Consider the case of Jessie McKim, a man who is serving a life sentence without parole in Missouri after he was convicted in 1999 of strangling a woman named Wendy Wagnon, reports The Marshall Project. There are a handful of legal reasons to doubt the justice of the verdict against him — allegations of prosecutorial misconduct, disreputable witnesses and ineffective assistance of counsel, for example — but what distinguishes his story is the fact that there now is little reason to believe that Wagnon was murdered at all.
There is, instead, a consensus from several veteran forensic pathologists, doctors with thousands of cases as expert witnesses behind them, that Wagnon died from a self-administered overdose of methamphetamine after a weekend binge of drug use. If this is true, the prosecution’s original trial theory cannot be true. And that theory, as prosecutors and their medical examiner had told jurors in 1999, is that Wagnon died after being suffocated by McKim or his co-defendant, his uncle, a man named James Peavler.

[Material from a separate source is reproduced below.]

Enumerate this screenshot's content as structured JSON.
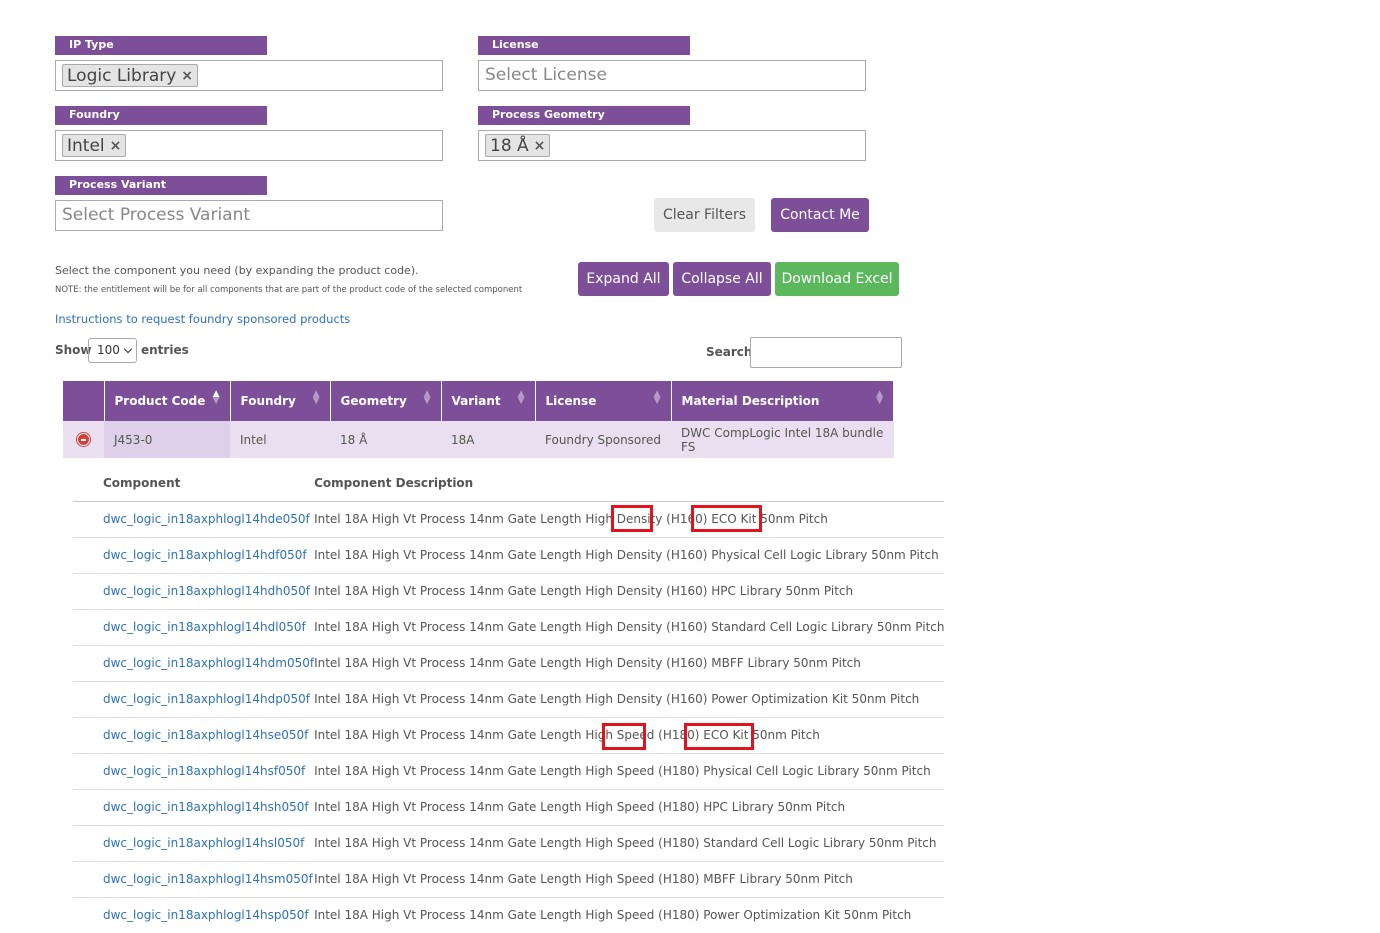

No homicide, no murder case, no possible conviction, right? Wrong. No state or federal court has been willing to grant McKim relief despite what the doctors now say. In 2013, a local judge conducted a three-day hearing on the issue and concluded that Wagnon did, indeed, die of a meth overdose; that the medical examiner had gotten his cause-of-death wrong. But that judge denied McKim’s request for relief anyway, concluding that there were procedural reasons for barring his claims and, alternatively, that McKim had not conclusively proven his innocence because of a new theory state attorneys offered to explain the crime.